New missing children hotline may help with cross-border cases

Photo: Stefan Devor / Stock.XCHNG

The Czech Republic now has a telephone hotline for families of missing children, with a Europe-wide phone number, in partnership with a European network working to help find missing or runaway children and support their families. This week, the non-profit organization Lost Child (Ztracené dítě) received certification to use the 116 000 hotline, which already exists in 22 other European countries.

Photo: Stefan Devor / Stock.XCHNG
Although the Czech Republic has already had a national missing children task force for a few years now, the new European hotline introduced on Tuesday offers an international support system to the local efforts. The hotline is meant to handle calls related to lost and missing children, abductions by strangers or family members, unaccompanied foreign minors or even runaways.

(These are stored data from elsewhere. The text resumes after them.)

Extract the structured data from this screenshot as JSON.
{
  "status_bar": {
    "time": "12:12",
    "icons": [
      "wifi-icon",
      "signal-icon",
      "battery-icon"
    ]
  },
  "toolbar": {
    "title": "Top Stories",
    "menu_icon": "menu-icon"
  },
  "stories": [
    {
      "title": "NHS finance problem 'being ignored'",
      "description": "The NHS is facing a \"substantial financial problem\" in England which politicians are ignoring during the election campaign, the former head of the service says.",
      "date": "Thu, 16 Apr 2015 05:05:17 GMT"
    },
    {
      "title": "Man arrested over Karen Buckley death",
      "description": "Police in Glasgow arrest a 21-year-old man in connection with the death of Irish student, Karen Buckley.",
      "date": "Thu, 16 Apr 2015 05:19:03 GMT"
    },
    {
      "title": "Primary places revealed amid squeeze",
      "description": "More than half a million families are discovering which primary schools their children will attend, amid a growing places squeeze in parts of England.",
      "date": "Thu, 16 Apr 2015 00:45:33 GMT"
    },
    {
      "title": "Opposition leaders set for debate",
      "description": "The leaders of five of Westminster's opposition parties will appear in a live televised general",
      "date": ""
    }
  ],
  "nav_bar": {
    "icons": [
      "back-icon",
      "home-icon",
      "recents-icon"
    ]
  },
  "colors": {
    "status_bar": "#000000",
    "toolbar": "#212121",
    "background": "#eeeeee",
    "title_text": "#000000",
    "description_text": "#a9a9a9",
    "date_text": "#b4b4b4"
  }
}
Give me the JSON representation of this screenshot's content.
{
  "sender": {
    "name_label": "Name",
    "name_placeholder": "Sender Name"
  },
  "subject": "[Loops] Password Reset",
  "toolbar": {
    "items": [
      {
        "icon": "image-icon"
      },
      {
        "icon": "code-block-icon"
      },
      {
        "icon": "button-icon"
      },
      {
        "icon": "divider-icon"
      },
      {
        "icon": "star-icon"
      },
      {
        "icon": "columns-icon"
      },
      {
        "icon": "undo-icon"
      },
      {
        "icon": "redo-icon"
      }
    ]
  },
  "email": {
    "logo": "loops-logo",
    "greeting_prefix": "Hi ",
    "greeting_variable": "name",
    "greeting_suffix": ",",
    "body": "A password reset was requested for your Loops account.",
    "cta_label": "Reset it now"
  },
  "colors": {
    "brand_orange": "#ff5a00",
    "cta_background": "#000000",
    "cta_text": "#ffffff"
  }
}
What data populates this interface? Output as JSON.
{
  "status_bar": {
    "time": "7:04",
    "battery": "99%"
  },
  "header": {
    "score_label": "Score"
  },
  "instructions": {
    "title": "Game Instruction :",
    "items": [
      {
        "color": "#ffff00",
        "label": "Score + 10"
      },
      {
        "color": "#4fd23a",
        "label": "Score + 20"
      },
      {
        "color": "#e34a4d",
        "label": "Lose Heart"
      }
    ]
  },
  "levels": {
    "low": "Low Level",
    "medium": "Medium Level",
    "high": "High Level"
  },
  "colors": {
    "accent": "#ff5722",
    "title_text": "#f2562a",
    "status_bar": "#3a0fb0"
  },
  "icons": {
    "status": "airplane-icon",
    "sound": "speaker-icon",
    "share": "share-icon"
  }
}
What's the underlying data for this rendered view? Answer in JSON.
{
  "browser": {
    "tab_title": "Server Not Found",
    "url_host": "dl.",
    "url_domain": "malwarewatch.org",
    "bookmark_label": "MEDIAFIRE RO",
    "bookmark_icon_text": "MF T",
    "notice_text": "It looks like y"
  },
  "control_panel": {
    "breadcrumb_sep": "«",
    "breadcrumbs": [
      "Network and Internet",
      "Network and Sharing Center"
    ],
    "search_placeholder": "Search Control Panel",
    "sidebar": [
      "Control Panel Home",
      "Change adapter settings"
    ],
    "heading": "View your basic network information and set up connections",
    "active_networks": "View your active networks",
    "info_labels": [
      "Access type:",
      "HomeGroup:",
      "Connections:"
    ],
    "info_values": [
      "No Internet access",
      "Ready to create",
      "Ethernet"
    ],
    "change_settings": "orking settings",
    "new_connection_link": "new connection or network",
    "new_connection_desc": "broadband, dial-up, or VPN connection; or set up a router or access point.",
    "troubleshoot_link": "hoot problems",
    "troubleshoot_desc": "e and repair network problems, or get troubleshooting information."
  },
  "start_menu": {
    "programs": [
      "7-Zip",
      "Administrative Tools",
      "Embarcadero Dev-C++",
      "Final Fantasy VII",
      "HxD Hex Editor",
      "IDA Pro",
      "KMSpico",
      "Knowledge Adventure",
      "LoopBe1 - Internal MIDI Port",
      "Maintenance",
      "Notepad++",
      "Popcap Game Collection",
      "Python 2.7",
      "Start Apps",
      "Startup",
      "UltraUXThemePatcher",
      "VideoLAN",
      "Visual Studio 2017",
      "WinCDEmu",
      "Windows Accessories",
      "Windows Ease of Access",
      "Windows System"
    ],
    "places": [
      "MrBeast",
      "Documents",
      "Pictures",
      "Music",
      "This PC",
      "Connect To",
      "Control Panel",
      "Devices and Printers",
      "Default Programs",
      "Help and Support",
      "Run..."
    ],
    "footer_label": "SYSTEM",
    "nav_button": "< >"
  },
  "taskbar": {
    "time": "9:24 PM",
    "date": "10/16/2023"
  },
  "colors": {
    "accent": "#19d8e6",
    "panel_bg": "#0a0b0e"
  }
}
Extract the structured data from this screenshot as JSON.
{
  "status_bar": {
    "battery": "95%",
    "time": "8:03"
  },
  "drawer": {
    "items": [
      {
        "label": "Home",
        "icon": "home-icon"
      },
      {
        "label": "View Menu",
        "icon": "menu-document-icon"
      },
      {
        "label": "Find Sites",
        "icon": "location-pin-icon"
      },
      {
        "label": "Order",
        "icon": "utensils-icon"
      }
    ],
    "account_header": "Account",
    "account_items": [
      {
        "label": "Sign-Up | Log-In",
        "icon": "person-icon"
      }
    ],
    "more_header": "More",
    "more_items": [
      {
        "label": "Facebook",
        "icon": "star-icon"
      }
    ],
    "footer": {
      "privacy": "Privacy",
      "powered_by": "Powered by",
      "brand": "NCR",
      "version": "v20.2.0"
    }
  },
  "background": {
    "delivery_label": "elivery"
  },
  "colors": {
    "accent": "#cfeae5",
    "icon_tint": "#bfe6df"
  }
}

Last year, the Czech police was called in to look for more than 5.5 thousand children under the age of 18. The success rate in finding missing children is currently at 98 percent. But the head of the Crime Prevention Department of the Interior Ministry, Jitka Gjuričová, says there also needs to be another line of assistance in these situations.

“The police is there to investigate and solve a case, but officers are not fully trained to speak to the people directly emotionally affected by the developing situation.”

Illustrative photo: archive of Radio Prague
Operators on the unified European 166 000 phone number provide practical and psychological support throughout the search process and even after the child’s return. The Prague-based organization Lost Child has been working on bringing this hotline to the Czech Republic for the past year. Its director Martin Klimakovský says the move has some practical advantages.

“There are a number of other similar hotlines in the Czech Republic, which are called Safety Hotlines, but the calls made to this new unified European hotline are free of charge, unlike the other existing phone numbers.”

Being part of a Europe-wide effort also offers Lost Child, and the Czech Interior Ministry that has supported the initiative, the possibility to give better support in cases that reach beyond the Czech borders. Delphine Moralis, the secretary general of the umbrella organization Missing Children Europe, which has been the main engine behind Europe-wide efforts in this field, told me why the European Commission feels there is such a deep need for a single phone number.

Delphine Moralis,  photo: archive of Missing Children Europe
“The disappearance of a child is not bound by national borders. For instance, a child that runs away in one country very easily ends up in another country. When we talk about parental abductions, which is the second biggest group which is reported to the 116000 hotline, obviously these are international parental abduction, when one parent is taking the child to another country. But also unaccompanied migrant minors from outside of the EU, who travel within the EU, and that go missing, there again there is cross-border aspect with children on the move throughout Europe. And for all of these reasons it was thought that one and the same telephone number across the EU would allow easier access for parents and children to the services that they need.”

Within months, all but one EU member state should have the same hotline set up, allowing for easier cooperation and access for clients. The Czech side says it is also ready to assist local callers in some foreign languages, although a comprehensive protocol for such calls had not been put into place yet.